Des organisations comme l’école 42 (full-stack programming, pratique sans cours) étaient pionnières : pas de formateurs transmettant le savoir, une communauté d’apprenants guidés par des mentors et une IA de diagnostic. Avec l’IA moderne, c’est maintenant réalisable à masse. DécisionIA a accompagné plusieurs organismes de formation dans cette transition. Une école de commerce française a transité vers un modèle d’apprentissage par projets avec IA d’accompagnement. Les formateurs ont été redéployé vers des rôles de coaching, de mentorat, de conception de projets. Les salaires ont augmenté. L’ajustement a demandé de la formation : apprendre à coacher, à poser les bonnes questions, à gérer la frustration.

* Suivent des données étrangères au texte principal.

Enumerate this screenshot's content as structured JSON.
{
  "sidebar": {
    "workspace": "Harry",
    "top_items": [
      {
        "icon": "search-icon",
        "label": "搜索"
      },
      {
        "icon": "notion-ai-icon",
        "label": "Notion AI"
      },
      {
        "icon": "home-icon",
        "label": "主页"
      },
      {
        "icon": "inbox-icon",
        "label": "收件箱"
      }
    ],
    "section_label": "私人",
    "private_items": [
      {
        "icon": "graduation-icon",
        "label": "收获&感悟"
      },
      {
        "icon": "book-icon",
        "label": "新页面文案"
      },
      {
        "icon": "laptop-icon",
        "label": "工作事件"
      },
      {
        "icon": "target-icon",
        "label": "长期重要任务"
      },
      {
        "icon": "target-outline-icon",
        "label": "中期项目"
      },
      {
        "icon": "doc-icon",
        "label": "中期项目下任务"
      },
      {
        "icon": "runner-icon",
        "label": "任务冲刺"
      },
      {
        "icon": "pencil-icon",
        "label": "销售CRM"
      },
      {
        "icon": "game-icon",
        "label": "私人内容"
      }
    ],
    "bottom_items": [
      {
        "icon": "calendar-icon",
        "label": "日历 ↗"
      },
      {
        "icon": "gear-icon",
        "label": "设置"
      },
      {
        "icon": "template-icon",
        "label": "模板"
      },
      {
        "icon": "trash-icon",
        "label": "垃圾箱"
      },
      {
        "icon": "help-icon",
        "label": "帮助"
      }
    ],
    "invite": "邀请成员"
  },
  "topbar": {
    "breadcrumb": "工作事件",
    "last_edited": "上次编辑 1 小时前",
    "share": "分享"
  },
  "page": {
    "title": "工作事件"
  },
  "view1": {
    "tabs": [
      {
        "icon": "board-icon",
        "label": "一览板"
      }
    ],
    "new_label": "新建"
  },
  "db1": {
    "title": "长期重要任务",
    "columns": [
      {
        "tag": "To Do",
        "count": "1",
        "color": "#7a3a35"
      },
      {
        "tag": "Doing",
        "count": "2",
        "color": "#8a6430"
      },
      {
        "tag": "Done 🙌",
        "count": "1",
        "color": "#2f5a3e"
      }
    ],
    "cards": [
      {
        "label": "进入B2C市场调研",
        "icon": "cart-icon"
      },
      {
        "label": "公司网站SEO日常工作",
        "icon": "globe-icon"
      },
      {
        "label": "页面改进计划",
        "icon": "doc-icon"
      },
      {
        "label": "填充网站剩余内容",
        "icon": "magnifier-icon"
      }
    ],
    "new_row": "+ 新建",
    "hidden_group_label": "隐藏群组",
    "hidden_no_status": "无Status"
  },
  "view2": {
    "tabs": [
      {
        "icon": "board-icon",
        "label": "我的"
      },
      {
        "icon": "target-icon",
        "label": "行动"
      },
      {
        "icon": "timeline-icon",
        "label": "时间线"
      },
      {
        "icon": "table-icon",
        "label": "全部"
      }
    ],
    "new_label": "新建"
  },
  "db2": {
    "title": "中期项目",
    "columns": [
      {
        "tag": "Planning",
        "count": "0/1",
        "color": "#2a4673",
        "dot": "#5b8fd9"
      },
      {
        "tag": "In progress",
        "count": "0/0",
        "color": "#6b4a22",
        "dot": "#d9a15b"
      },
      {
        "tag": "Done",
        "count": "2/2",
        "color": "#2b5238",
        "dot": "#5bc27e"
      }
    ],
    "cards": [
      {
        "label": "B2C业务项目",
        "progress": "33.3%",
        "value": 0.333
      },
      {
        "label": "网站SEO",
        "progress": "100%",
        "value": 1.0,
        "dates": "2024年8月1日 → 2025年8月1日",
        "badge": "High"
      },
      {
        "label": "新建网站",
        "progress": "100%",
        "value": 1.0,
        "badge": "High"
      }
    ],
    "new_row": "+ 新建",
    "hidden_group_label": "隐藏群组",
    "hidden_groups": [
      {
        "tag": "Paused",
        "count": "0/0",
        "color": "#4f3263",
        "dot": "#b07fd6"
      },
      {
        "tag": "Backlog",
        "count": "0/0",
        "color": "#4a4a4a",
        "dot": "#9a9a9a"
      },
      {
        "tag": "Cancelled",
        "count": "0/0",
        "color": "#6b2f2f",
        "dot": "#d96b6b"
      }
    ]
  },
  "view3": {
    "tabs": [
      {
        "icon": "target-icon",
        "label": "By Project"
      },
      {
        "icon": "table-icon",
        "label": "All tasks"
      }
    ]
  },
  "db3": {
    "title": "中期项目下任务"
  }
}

Les compétences nouvelles que les formateurs doivent développer
Un formateur prospère en 2026 maîtrise ces compétences. Premièrement, la littératie IA. Comprendre ce que l’IA peut faire (analyser des données d’apprentissage, générer des contenus) et ce qu’elle ne peut pas (interpréter subjectif, créer de l’empathie). Savoir comment une IA détecte les blocages et comment valider avec sa propre connaissance de l’apprenant.
Deuxièmement, le coaching. Écouter sans juger. Poser des questions qui ouvrent la réflexion (« qu’as-tu essayé ? ») plutôt que donner la réponse. Créer une alliance avec l’apprenant où il se sent accepté et capable.
Troisièmement, la conception pédagogique agile. Plutôt que concevoir un parcours une fois, l’itérer en continu basé sur les retours et données d’IA. « Cet activité ne marche pas pour les dyslexiques, rédessinons-la. » Cela demande une mindset d’amélioration continue.
Quatrièmement, la gestion de la technologie. Pas programmer, mais savoir utiliser les outils IA de base. Utiliser ChatGPT pour générer des variations pédagogiques. Utiliser un tableau de bord IA pour monitorer la progression collective.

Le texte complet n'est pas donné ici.